The news went public today at the annual Black Hat Security Conference in Las Vegas (via TechCrunch), where leading Apple security developer Ivan Krstić revealed key updates to the bug promotion program. Apple will now pay $ 1 million for a seriously serious exploitation ̵
For the company, the risk of low payouts has been that security researchers will instead hand their findings to private organizations, such as Grayshift and Cellebrite, which will later leverage Apple's devices for profit. To further stimulate proactive reporting, Apple is also offering a 50% bonus to researchers who report pre-release vulnerabilities, and next year will provide select "controlled and reliable" researchers pre-loaded iPhones that may have vulnerabilities at the secure shell level.
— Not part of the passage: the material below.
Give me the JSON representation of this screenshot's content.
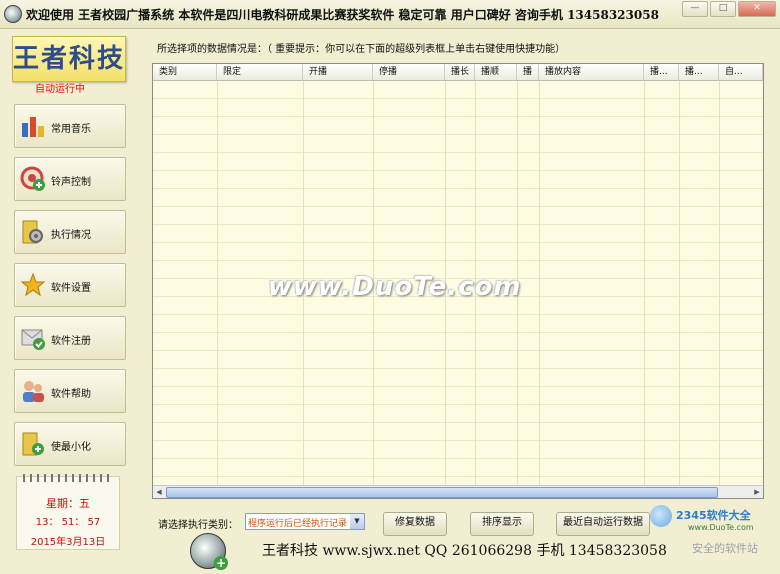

Apple TV, Apple Watch and Mac users will also benefit from the bug reporting software, which was previously largely focused on Apple's iPhones and iPads. In February, German security researcher Linus Henze criticized the company for not offering Mac bug amounts, and publicly disclosed a large Mac password protection that would otherwise be private. The Google Project Zero team has also weighed in on the issue, noting that Apple has left major Mac vulnerabilities that haven't been fixed for months at a time, compromising user security in the process.
Just this year, the company has twice restricted FaceTime access over iPhone and Apple Watch vulnerabilities that could seriously compromise users' privacy, allowing callers to listen to their missed devices. Researchers have also uncovered security issues in Macs & # 39; Intel chips and macOS & # 39; app whitelisting system, which can lead to widespread use of Apple computers.